There are also potentially life-threatening impacts from insomnia and a lack of sleep. A recent study by the European Sleep Research Society was conducted on 5,293 subjects with insomnia, and it discovered a correlation between insomnia and accidents. It found that 9% fell asleep while driving and 4.1% of people who reported having episodes of insomnia were in a car accident over the last year. Car accidents were reported more frequently by men than women and usually occurred in people who were employed.
Besides accidents behind the wheel, accidents at home were reported. In the study, 20.9% of participants reported an accident at home, and 10.1% reported that an accident took place at work. The study was not clear on what type of accidents occurred, but they must have been dangerous enough for them to be reported by the participants.

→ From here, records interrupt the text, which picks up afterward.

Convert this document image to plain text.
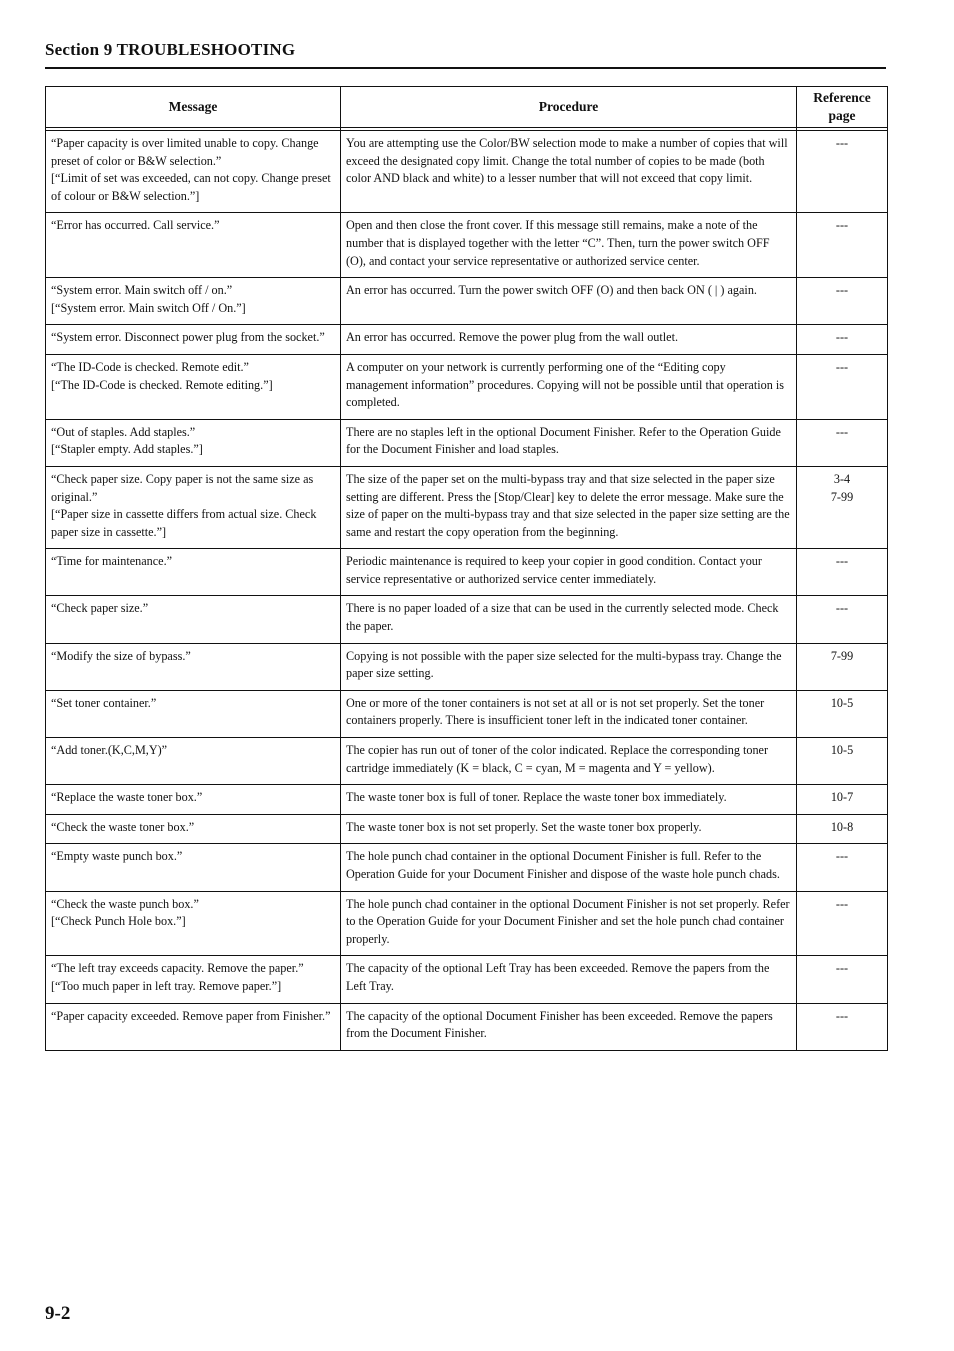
Section 9 TROUBLESHOOTING
Message	Procedure	Reference
page

“Paper capacity is over limited unable to copy. Change preset of color or B&W selection.”
[“Limit of set was exceeded, can not copy. Change preset of colour or B&W selection.”]	You are attempting use the Color/BW selection mode to make a number of copies that will exceed the designated copy limit. Change the total number of copies to be made (both color AND black and white) to a lesser number that will not exceed that copy limit.	---

“Error has occurred. Call service.”	Open and then close the front cover. If this message still remains, make a note of the number that is displayed together with the letter “C”. Then, turn the power switch OFF (O), and contact your service representative or authorized service center.	---

“System error. Main switch off / on.”
[“System error. Main switch Off / On.”]	An error has occurred. Turn the power switch OFF (O) and then back ON ( | ) again.	---

“System error. Disconnect power plug from the socket.”	An error has occurred. Remove the power plug from the wall outlet.	---

“The ID-Code is checked. Remote edit.”
[“The ID-Code is checked. Remote editing.”]	A computer on your network is currently performing one of the “Editing copy management information” procedures. Copying will not be possible until that operation is completed.	---

“Out of staples. Add staples.”
[“Stapler empty. Add staples.”]	There are no staples left in the optional Document Finisher. Refer to the Operation Guide for the Document Finisher and load staples.	---

“Check paper size. Copy paper is not the same size as original.”
[“Paper size in cassette differs from actual size. Check paper size in cassette.”]	The size of the paper set on the multi-bypass tray and that size selected in the paper size setting are different. Press the [Stop/Clear] key to delete the error message. Make sure the size of paper on the multi-bypass tray and that size selected in the paper size setting are the same and restart the copy operation from the beginning.	3-4
7-99

“Time for maintenance.”	Periodic maintenance is required to keep your copier in good condition. Contact your service representative or authorized service center immediately.	---

“Check paper size.”	There is no paper loaded of a size that can be used in the currently selected mode. Check the paper.	---

“Modify the size of bypass.”	Copying is not possible with the paper size selected for the multi-bypass tray. Change the paper size setting.	7-99

“Set toner container.”	One or more of the toner containers is not set at all or is not set properly. Set the toner containers properly. There is insufficient toner left in the indicated toner container.	10-5

“Add toner.(K,C,M,Y)”	The copier has run out of toner of the color indicated. Replace the corresponding toner cartridge immediately (K = black, C = cyan, M = magenta and Y = yellow).	10-5

“Replace the waste toner box.”	The waste toner box is full of toner. Replace the waste toner box immediately.	10-7

“Check the waste toner box.”	The waste toner box is not set properly. Set the waste toner box properly.	10-8

“Empty waste punch box.”	The hole punch chad container in the optional Document Finisher is full. Refer to the Operation Guide for your Document Finisher and dispose of the waste hole punch chads.	---

“Check the waste punch box.”
[“Check Punch Hole box.”]	The hole punch chad container in the optional Document Finisher is not set properly. Refer to the Operation Guide for your Document Finisher and set the hole punch chad container properly.	---

“The left tray exceeds capacity. Remove the paper.”
[“Too much paper in left tray. Remove paper.”]	The capacity of the optional Left Tray has been exceeded. Remove the papers from the Left Tray.	---

“Paper capacity exceeded. Remove paper from Finisher.”	The capacity of the optional Document Finisher has been exceeded. Remove the papers from the Document Finisher.	---
9-2
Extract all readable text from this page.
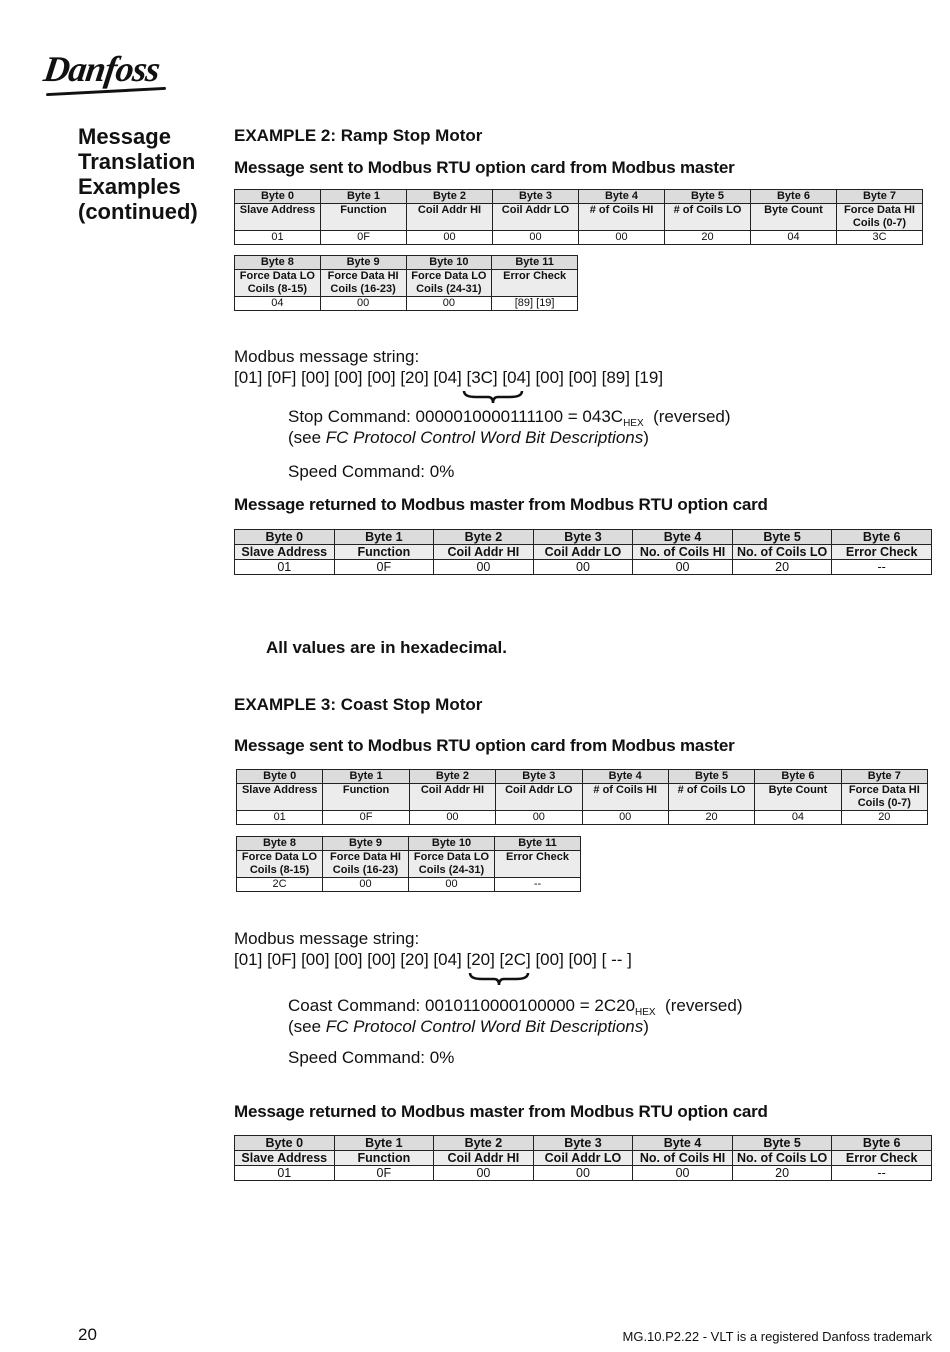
Danfoss
Message
Translation
Examples
(continued)
EXAMPLE 2: Ramp Stop Motor
Message sent to Modbus RTU option card from Modbus master
Byte 0	Byte 1	Byte 2	Byte 3	Byte 4	Byte 5	Byte 6	Byte 7
Slave Address	Function	Coil Addr HI	Coil Addr LO	# of Coils HI	# of Coils LO	Byte Count	Force Data HI Coils (0-7)
01	0F	00	00	00	20	04	3C
Byte 8	Byte 9	Byte 10	Byte 11
Force Data LO Coils (8-15)	Force Data HI Coils (16-23)	Force Data LO Coils (24-31)	Error Check
04	00	00	[89] [19]
Modbus message string:
[01] [0F] [00] [00] [00] [20] [04] [3C] [04] [00] [00] [89] [19]
Stop Command: $0000010000111100 = 043C_{HEX}$  (reversed)
(see FC Protocol Control Word Bit Descriptions)
Speed Command: 0%
Message returned to Modbus master from Modbus RTU option card
Byte 0	Byte 1	Byte 2	Byte 3	Byte 4	Byte 5	Byte 6
Slave Address	Function	Coil Addr HI	Coil Addr LO	No. of Coils HI	No. of Coils LO	Error Check
01	0F	00	00	00	20	--
All values are in hexadecimal.
EXAMPLE 3: Coast Stop Motor
Message sent to Modbus RTU option card from Modbus master
Byte 0	Byte 1	Byte 2	Byte 3	Byte 4	Byte 5	Byte 6	Byte 7
Slave Address	Function	Coil Addr HI	Coil Addr LO	# of Coils HI	# of Coils LO	Byte Count	Force Data HI Coils (0-7)
01	0F	00	00	00	20	04	20
Byte 8	Byte 9	Byte 10	Byte 11
Force Data LO Coils (8-15)	Force Data HI Coils (16-23)	Force Data LO Coils (24-31)	Error Check
2C	00	00	--
Modbus message string:
[01] [0F] [00] [00] [00] [20] [04] [20] [2C] [00] [00] [ -- ]
Coast Command: $0010110000100000 = 2C20_{HEX}$  (reversed)
(see FC Protocol Control Word Bit Descriptions)
Speed Command: 0%
Message returned to Modbus master from Modbus RTU option card
Byte 0	Byte 1	Byte 2	Byte 3	Byte 4	Byte 5	Byte 6
Slave Address	Function	Coil Addr HI	Coil Addr LO	No. of Coils HI	No. of Coils LO	Error Check
01	0F	00	00	00	20	--
20	MG.10.P2.22 - VLT is a registered Danfoss trademark
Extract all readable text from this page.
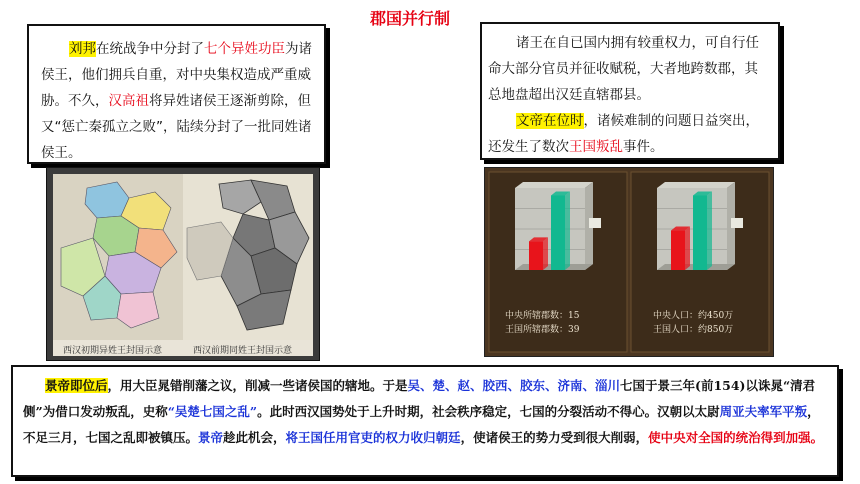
郡国并行制
刘邦在统战争中分封了七个异姓功臣为诸侯王，他们拥兵自重，对中央集权造成严重威胁。不久，汉高祖将异姓诸侯王逐渐剪除，但又“惩亡秦孤立之败”，陆续分封了一批同姓诸侯王。

诸王在自已国内拥有较重权力，可自行任命大部分官员并征收赋税，大者地跨数郡，其总地盘超出汉廷直辖郡县。

文帝在位时，诸候难制的问题日益突出，还发生了数次王国叛乱事件。

西汉初期异姓王封国示意	西汉前期同姓王封国示意
中央所辖郡数：15
王国所辖郡数：39
中央人口：约450万
王国人口：约850万
景帝即位后，用大臣晁错削藩之议，削减一些诸侯国的辖地。于是吴、楚、赵、胶西、胶东、济南、淄川七国于景三年(前154)以诛晁“清君侧”为借口发动叛乱，史称“吴楚七国之乱”。此时西汉国势处于上升时期，社会秩序稳定，七国的分裂活动不得心。汉朝以太尉周亚夫率军平叛，不足三月，七国之乱即被镇压。景帝趁此机会，将王国任用官吏的权力收归朝廷，使诸侯王的势力受到很大削弱，使中央对全国的统治得到加强。
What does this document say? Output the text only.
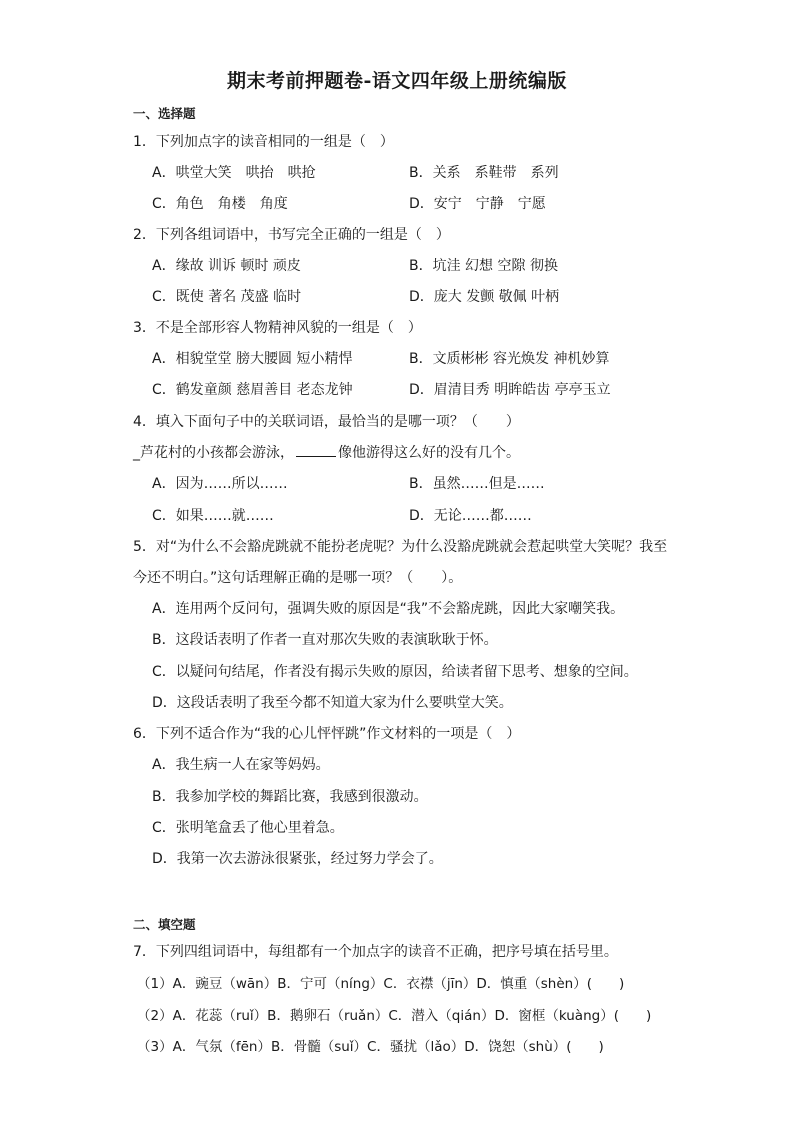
期末考前押题卷-语文四年级上册统编版
一、选择题
1．下列加点字的读音相同的一组是（　）
A．哄堂大笑　哄抬　哄抢	B．关系　系鞋带　系列
C．角色　角楼　角度	D．安宁　宁静　宁愿
2．下列各组词语中，书写完全正确的一组是（　）
A．缘故 训诉 顿时 顽皮	B．坑洼 幻想 空隙 彻换
C．既使 著名 茂盛 临时	D．庞大 发颤 敬佩 叶柄
3．不是全部形容人物精神风貌的一组是（　）
A．相貌堂堂 膀大腰圆 短小精悍	B．文质彬彬 容光焕发 神机妙算
C．鹤发童颜 慈眉善目 老态龙钟	D．眉清目秀 明眸皓齿 亭亭玉立
4．填入下面句子中的关联词语，最恰当的是哪一项？（　　）
_芦花村的小孩都会游泳，	像他游得这么好的没有几个。
A．因为……所以……	B．虽然……但是……
C．如果……就……	D．无论……都……
5．对“为什么不会豁虎跳就不能扮老虎呢？为什么没豁虎跳就会惹起哄堂大笑呢？我至
今还不明白。”这句话理解正确的是哪一项？（　　）。
A．连用两个反问句，强调失败的原因是“我”不会豁虎跳，因此大家嘲笑我。
B．这段话表明了作者一直对那次失败的表演耿耿于怀。
C．以疑问句结尾，作者没有揭示失败的原因，给读者留下思考、想象的空间。
D．这段话表明了我至今都不知道大家为什么要哄堂大笑。
6．下列不适合作为“我的心儿怦怦跳”作文材料的一项是（　）
A．我生病一人在家等妈妈。
B．我参加学校的舞蹈比赛，我感到很激动。
C．张明笔盒丢了他心里着急。
D．我第一次去游泳很紧张，经过努力学会了。
二、填空题
7．下列四组词语中，每组都有一个加点字的读音不正确，把序号填在括号里。
（1）A．豌豆（wān）B．宁可（níng）C．衣襟（jīn）D．慎重（shèn）(　　)
（2）A．花蕊（ruǐ）B．鹅卵石（ruǎn）C．潜入（qián）D．窗框（kuàng）(　　)
（3）A．气氛（fēn）B．骨髓（suǐ）C．骚扰（lǎo）D．饶恕（shù）(　　)
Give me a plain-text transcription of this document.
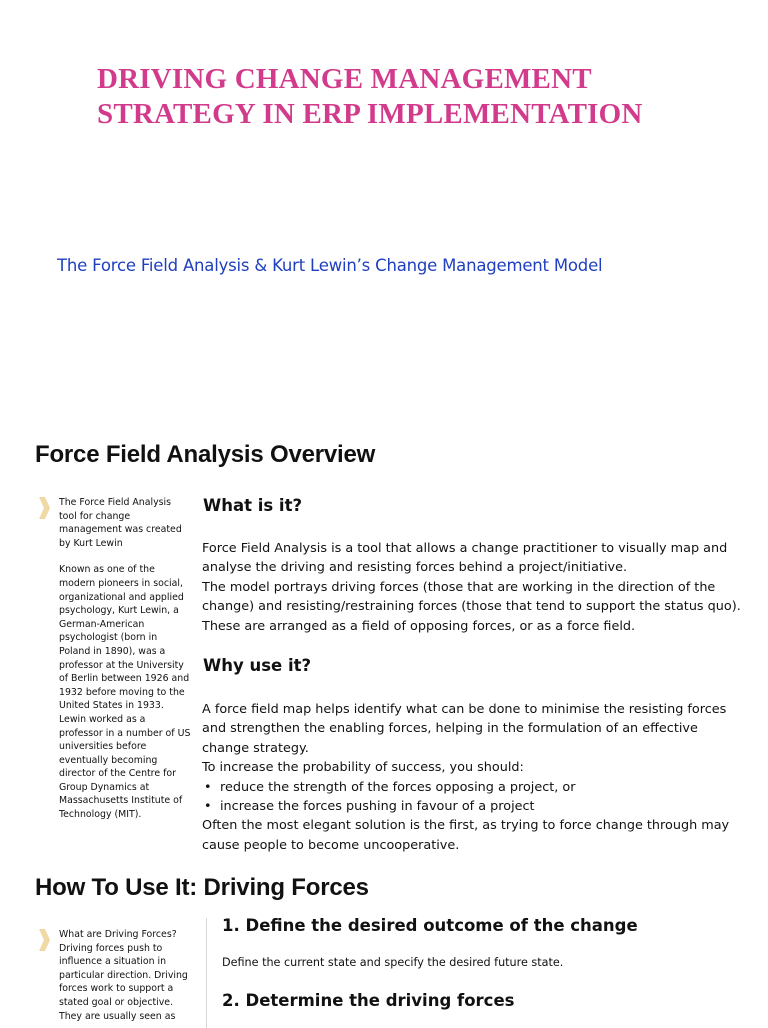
DRIVING CHANGE MANAGEMENT
STRATEGY IN ERP IMPLEMENTATION
The Force Field Analysis & Kurt Lewin’s Change Management Model
Force Field Analysis Overview

The Force Field Analysis tool for change management was created by Kurt Lewin

Known as one of the modern pioneers in social, organizational and applied psychology, Kurt Lewin, a German-American psychologist (born in Poland in 1890), was a professor at the University of Berlin between 1926 and 1932 before moving to the United States in 1933. Lewin worked as a professor in a number of US universities before eventually becoming director of the Centre for Group Dynamics at Massachusetts Institute of Technology (MIT).

What is it?

Force Field Analysis is a tool that allows a change practitioner to visually map and analyse the driving and resisting forces behind a project/initiative.

The model portrays driving forces (those that are working in the direction of the change) and resisting/restraining forces (those that tend to support the status quo). These are arranged as a field of opposing forces, or as a force field.

Why use it?

A force field map helps identify what can be done to minimise the resisting forces and strengthen the enabling forces, helping in the formulation of an effective change strategy.

To increase the probability of success, you should:

• reduce the strength of the forces opposing a project, or
• increase the forces pushing in favour of a project

Often the most elegant solution is the first, as trying to force change through may cause people to become uncooperative.

How To Use It: Driving Forces

What are Driving Forces?

Driving forces push to influence a situation in particular direction. Driving forces work to support a stated goal or objective. They are usually seen as

1. Define the desired outcome of the change
Define the current state and specify the desired future state.
2. Determine the driving forces
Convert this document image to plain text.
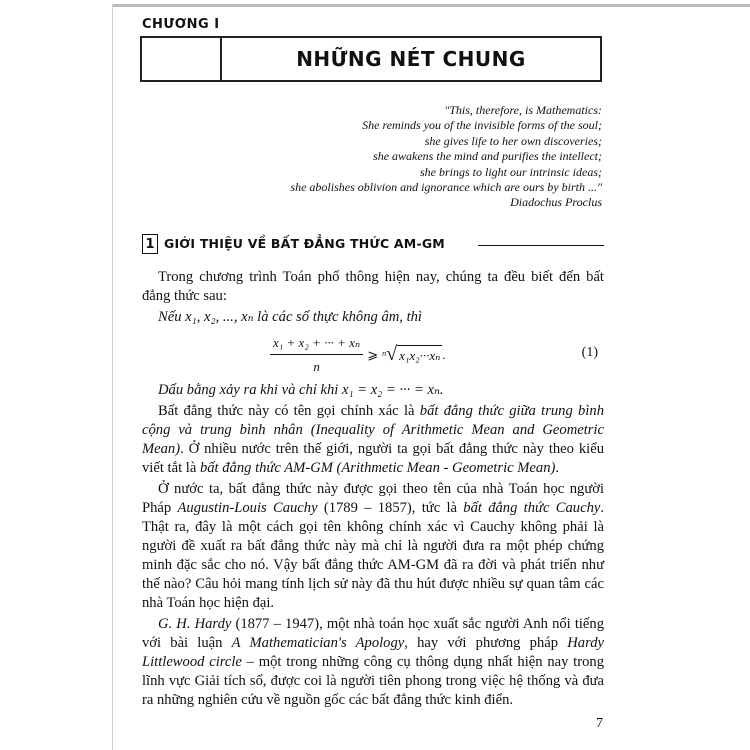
CHƯƠNG I
NHỮNG NÉT CHUNG
"This, therefore, is Mathematics:
She reminds you of the invisible forms of the soul;
she gives life to her own discoveries;
she awakens the mind and purifies the intellect;
she brings to light our intrinsic ideas;
she abolishes oblivion and ignorance which are ours by birth ..."
Diadochus Proclus
1 GIỚI THIỆU VỀ BẤT ĐẲNG THỨC AM-GM

Trong chương trình Toán phổ thông hiện nay, chúng ta đều biết đến bất đẳng thức sau:

Nếu x₁, x₂, ..., xₙ là các số thực không âm, thì
$\frac{\text{x₁ + x₂ + ··· + xₙ}}{n}$ ⩾ n √ x₁x₂···xₙ .	(1)
Dấu bằng xảy ra khi và chỉ khi x₁ = x₂ = ··· = xₙ.

Bất đẳng thức này có tên gọi chính xác là bất đẳng thức giữa trung bình cộng và trung bình nhân (Inequality of Arithmetic Mean and Geometric Mean). Ở nhiều nước trên thế giới, người ta gọi bất đẳng thức này theo kiểu viết tắt là bất đẳng thức AM-GM (Arithmetic Mean - Geometric Mean).

Ở nước ta, bất đẳng thức này được gọi theo tên của nhà Toán học người Pháp Augustin-Louis Cauchy (1789 – 1857), tức là bất đẳng thức Cauchy. Thật ra, đây là một cách gọi tên không chính xác vì Cauchy không phải là người đề xuất ra bất đẳng thức này mà chỉ là người đưa ra một phép chứng minh đặc sắc cho nó. Vậy bất đẳng thức AM-GM đã ra đời và phát triển như thế nào? Câu hỏi mang tính lịch sử này đã thu hút được nhiều sự quan tâm các nhà Toán học hiện đại.

G. H. Hardy (1877 – 1947), một nhà toán học xuất sắc người Anh nổi tiếng với bài luận A Mathematician's Apology, hay với phương pháp Hardy Littlewood circle – một trong những công cụ thông dụng nhất hiện nay trong lĩnh vực Giải tích số, được coi là người tiên phong trong việc hệ thống và đưa ra những nghiên cứu về nguồn gốc các bất đẳng thức kinh điển.

7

Another study published in journal Sleep studied 54,399 men and women between the ages 20-89. Research was collected over a 14-year period, and the study reported 57 fatal motor vehicle accidents and 277 fatal injuries among people who participated in the study. They found that insomnia was a significant factor in the accidents, and reported that 34% of the accidents could have been prevented if the person had gotten enough sleep.
Insomnia is also associated with a variety of health problems. Long-term insomnia has been associated with diabetes, cardiovascular disease, kidney disease, and neurological problems. In a recent study, 44 patients with kidney disease were studied. It found that 53% had insomnia and most reported some challenges sleeping. The researchers said the medical community has understood a relationship exists between kidney disease and insomnia, but it’s unclear of the cause. The research clearly shows that the two are linked together and further study was needed. That cannot be good for the health of a patient who is facing a chronic disease like kidney failure.